恨到极致时,她死死咬着下唇,鲜血顺着唇齿间流入口中,腥咸味顿时溢满脑海,攥紧的双拳狠狠敲打着床榻,粹雪拼命抱住她哭着哄劝道:“别打了,别咬了,姐姐,你不能这样,不能这样。你要坚强起来,你若不坚强,王爷可怎么办啊?”
她身子一僵,目光空洞绝望,盯着帷幔上许久,张开口虽无声音,可是从她的口型中粹雪看得出她想说的话:“报仇!”
得知徐妙锦缠绵病榻数日,灵珊急急忙忙地跑进宫,新婚燕尔的她虽然还是一副火爆急性子,可眼角眉梢却多了许多成熟韵味。
一进门,灵珊便急着道:“怎么好端端的说病就病了呢?可是着了风寒?可请太医瞧过了?”
粹雪连忙笑脸迎上来行礼后道:“多谢夫人惦念,小姐已经好多了。”
听到灵珊的声音从外室传来,徐妙锦在婢女的搀扶下从内室走出来,面色憔悴苍白,嘴角却略带笑意。
灵珊见她如此模样,便更是心疼焦急:“天啊,怎么病成这样?我不过十几日没过来,奴才们都是怎么伺候的?”
“我没事了,倒是你新婚燕尔怎好丢下新郎官,一个人跑进宫来呢?”徐妙锦拉着她的手含笑嗔道。
“我听说你病了好多天,怎会不急?”两人携手入座,粹雪遣下一旁的奴才,独自留下来伺候着。
“瞧你气色红润,眼角眉梢尽是笑意,想必如今定是极幸福的,瞧你过得好,我也安心。”徐妙锦正说着,突然一阵咳嗽,虽然极力忍着,可是仍躲不过气喘吁吁,苍白的脸上因咳喘而兀自地泛起红晕来,却毫无光泽。
见她如此,灵珊蹙眉将她身上的披肩紧了紧道:“你总是想着旁人,从不考虑自己。其实,我今日来一则是为了看看你的身子,二来也是担心你的心情。燕王的事情我都听说了,不论如何,你是从燕王府回来的,燕王妃是你嫡亲长姐,虽然政事风波不是我们能够插手过问的,但你为此焦虑担忧,那也是人之常情啊。”
灵珊的话触动了徐妙锦,她低头偷偷拭泪,强颜欢笑道:“我没事,真的。”话虽这样说,可还是掩饰不住面上的愁容。

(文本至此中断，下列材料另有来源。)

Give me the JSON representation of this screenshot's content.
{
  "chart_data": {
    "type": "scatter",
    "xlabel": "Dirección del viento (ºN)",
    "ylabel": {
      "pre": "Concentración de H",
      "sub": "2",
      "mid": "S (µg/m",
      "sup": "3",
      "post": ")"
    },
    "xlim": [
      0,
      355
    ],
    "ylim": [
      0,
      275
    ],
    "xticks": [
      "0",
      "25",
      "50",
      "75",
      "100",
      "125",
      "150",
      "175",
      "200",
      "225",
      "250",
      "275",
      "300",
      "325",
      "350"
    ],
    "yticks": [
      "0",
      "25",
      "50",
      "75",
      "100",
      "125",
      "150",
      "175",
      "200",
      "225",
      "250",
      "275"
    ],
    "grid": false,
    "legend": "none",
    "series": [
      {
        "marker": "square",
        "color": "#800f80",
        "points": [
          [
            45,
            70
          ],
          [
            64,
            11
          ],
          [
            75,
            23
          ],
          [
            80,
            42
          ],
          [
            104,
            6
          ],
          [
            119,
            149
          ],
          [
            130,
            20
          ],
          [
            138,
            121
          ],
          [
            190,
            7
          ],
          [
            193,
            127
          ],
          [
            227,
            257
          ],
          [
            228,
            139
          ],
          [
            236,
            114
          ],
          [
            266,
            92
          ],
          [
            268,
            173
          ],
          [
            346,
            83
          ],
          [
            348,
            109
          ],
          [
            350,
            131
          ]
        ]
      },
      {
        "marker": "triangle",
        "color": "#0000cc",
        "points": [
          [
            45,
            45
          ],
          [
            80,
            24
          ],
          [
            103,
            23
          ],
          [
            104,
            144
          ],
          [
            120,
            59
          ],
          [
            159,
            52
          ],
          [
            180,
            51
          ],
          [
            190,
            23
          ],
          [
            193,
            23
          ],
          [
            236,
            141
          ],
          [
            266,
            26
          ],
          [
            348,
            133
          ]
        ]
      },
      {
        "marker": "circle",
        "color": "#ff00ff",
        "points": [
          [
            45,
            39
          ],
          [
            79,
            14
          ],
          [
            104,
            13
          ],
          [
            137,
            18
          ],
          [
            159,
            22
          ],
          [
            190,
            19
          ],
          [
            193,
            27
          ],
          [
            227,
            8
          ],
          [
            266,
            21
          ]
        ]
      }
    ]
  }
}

灵珊见她如此,不禁长叹一声,正欲开口继续劝慰,只听到门口传来一个男子声音:“听说你午膳一点都没用,身子还不舒坦吗?”
众人一惊,连忙起身朝含笑走进门的朱允炆俯身行礼。
他目光紧锁在徐妙锦的身上,尽是宠溺和关切。
她扯动着苍白无血色的唇角淡笑道:“劳烦皇上挂心,妙锦没事了。”
灵珊见此情景,也不好逗留,便借口去探望皇后离开了。她走后,朱允炆牵着徐妙锦的手走向桌旁,对粹雪吩咐道:“去准备几道清单的小菜和粥来,朕要看着她吃才放心。”
粹雪应声退下,徐妙锦低头娇笑道:“我又不是三岁小孩子,何苦要陛下特意跑来瞧着,若是旁人听去了,不知道又要说什么。”
“随他们说去,朕就是要对你好,待削藩一事结束,朕就册封你。”说着,他紧紧握住她的双手。
徐妙锦低垂眼帘,面上恬淡笑意渐渐退下。
“刚才灵珊的话,朕都听到了,朕知道你担心北平那边。”他目光闪过一丝敏锐,仔细捕捉徐妙锦脸上的每一个细微的情绪变化。
她乖顺地搂住他的腰际,将脸贴在朱允炆的胸口轻声道:“若我说我不担心,我毫无知觉,那么我就是犯了欺君之罪。燕王爷犯上作乱,罪不可恕,只是平白地苦了我的姐姐。燕王疯了,她今后的日子可怎么过?”说着,她便小声抽泣起来。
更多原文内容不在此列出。